David Limbaugh demonstrates his military expertise: Liberal columnists are using this isolated case [Abu Ghairab] to validate their preformed opinion that our entire war effort has been mismanaged and a failure. Well, I’m not willing to concede that everything has gone bad for us in Iraq or that we are guilty of poor planning because we didn’t accurately predict every terrorist strike against our troops. Do the critics really believe it’s possible to fight a casualty-free war, especially against an enemy that has less respect for the rules of war than it does for life itself?

I just don’t understand the logic behind allegations that we are bungling the war because we sustain casualties or because a few of our soldiers get out of line. How easy it is for the armchair quarterbacks to condemn our whole military operation every time we experience setbacks while fighting an unpredictable urban war against an uncivilized, brutal, inhumane and evil enemy.

If you don’t understand it, David, let me explain it to you. We are not fighting an actual war; if we were Fallujah would have been flattened a month ago. As the German soldiers complained in WWII, Americans fight in a deadly and unfair manner, by advancing until they meet the enemy, engage him, then bury him with air strikes and artillery. Advance and repeat.

But, since we are not actually fighting a war, but instead playing deadly Israeli-style wargames with “terrorists”, (who aren’t terrorists for the most part, but guerilla militias), we are sending lightly armed troops into urban zones without armor, thus ensuring that we lose more troops in the occupation than in the conquest itself. Since this method did not work in Northern Ireland and has not worked in Israel, it will not work in Iraq either.

Even worse, the so-called battle for hearts and minds is a war of semiotics, of symbolism. In that sense, the images of American mistreatment of POWs is a major defeat for the administration’s cause.
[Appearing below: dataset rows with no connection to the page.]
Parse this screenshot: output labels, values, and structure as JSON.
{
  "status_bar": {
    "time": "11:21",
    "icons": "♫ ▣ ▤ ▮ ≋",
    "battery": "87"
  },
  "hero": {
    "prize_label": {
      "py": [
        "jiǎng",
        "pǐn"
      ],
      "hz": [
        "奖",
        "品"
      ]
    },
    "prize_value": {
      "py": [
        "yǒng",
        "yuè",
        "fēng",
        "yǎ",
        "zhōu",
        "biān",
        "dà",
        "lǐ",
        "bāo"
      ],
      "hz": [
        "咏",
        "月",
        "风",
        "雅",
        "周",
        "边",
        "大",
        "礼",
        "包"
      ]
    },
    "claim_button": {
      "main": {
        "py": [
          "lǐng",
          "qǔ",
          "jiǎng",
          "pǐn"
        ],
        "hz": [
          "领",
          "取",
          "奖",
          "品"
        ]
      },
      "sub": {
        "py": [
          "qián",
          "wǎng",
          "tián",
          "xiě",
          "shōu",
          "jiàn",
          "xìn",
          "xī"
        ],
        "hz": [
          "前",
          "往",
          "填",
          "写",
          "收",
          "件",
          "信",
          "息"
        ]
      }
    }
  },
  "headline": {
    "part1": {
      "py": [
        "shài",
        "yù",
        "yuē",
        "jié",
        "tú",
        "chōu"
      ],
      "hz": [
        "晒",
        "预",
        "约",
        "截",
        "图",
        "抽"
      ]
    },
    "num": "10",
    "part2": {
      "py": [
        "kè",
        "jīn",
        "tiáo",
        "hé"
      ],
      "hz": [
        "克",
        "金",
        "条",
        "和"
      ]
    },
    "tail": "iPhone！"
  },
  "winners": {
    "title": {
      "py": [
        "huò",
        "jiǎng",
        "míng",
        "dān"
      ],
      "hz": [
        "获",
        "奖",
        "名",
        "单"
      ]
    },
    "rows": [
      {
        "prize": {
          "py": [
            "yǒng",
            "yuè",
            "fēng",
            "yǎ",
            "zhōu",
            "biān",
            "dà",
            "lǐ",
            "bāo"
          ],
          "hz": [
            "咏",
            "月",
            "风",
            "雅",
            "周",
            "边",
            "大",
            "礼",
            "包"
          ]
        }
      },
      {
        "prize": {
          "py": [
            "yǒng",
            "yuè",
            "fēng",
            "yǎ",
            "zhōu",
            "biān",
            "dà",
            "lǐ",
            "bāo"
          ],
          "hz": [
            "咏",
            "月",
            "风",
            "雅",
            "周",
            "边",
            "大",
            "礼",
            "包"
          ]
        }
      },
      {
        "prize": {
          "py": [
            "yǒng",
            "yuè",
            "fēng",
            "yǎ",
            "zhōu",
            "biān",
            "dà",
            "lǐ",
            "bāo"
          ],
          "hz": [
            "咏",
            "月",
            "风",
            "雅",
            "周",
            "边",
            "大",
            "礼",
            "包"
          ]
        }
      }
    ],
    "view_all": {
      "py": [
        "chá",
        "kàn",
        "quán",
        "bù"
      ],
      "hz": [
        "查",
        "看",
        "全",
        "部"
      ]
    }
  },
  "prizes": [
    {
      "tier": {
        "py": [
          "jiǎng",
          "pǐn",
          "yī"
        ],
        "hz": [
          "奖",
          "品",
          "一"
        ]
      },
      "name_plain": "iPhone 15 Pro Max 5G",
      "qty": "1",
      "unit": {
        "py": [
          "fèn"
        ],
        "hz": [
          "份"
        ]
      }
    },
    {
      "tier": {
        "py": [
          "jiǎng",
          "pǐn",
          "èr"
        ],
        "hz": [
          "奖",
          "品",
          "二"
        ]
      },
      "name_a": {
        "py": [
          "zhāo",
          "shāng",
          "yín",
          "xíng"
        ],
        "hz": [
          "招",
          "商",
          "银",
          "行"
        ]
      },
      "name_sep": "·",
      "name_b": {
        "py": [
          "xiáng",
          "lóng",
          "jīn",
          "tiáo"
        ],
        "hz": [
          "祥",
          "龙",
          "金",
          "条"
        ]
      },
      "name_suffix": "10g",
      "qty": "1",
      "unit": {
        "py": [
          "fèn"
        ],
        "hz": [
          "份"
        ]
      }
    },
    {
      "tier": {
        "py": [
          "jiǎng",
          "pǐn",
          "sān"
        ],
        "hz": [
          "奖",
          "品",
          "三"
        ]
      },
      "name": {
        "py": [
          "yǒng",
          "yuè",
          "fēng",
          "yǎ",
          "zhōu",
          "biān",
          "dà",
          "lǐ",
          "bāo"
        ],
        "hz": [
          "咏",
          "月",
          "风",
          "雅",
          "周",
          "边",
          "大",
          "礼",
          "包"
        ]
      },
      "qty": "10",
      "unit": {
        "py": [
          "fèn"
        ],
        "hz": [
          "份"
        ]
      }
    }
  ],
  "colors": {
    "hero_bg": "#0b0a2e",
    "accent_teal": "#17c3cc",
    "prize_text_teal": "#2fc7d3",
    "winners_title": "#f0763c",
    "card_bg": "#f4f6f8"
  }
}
I’m not condemning our post-Baghdad military operations because of current setbacks, but because I never saw any way that they could possibly succeed in the first place. Three decades of Soviet failure in Afghanistan and Chechnya demonstrate that the only way to handle these countries is to kill the dangerous leaders and support the unaggressive, more or less harmless leaders from a distance.

We’re going to withdraw in the end. Cultures cannot be completely remade by external dictate. Germany was a civilized country that took a bad turn and was relieved to return to sanity. Japan simply followed the orders of the emperor and the ruling elite to follow MacArthur’s path, just as they had earlier followed them into imperialist war. In neither case were the anti-occupation forces, (the werewolves) still dangerous more than a year after the war ended. And since we’re going to withdraw, better to do it before we needlessly sacrifice another one or two hundred young American lives. We should have left as soon as we had Hussein in hand, when we had successfully achieved all that we could reasonably hope to accomplish.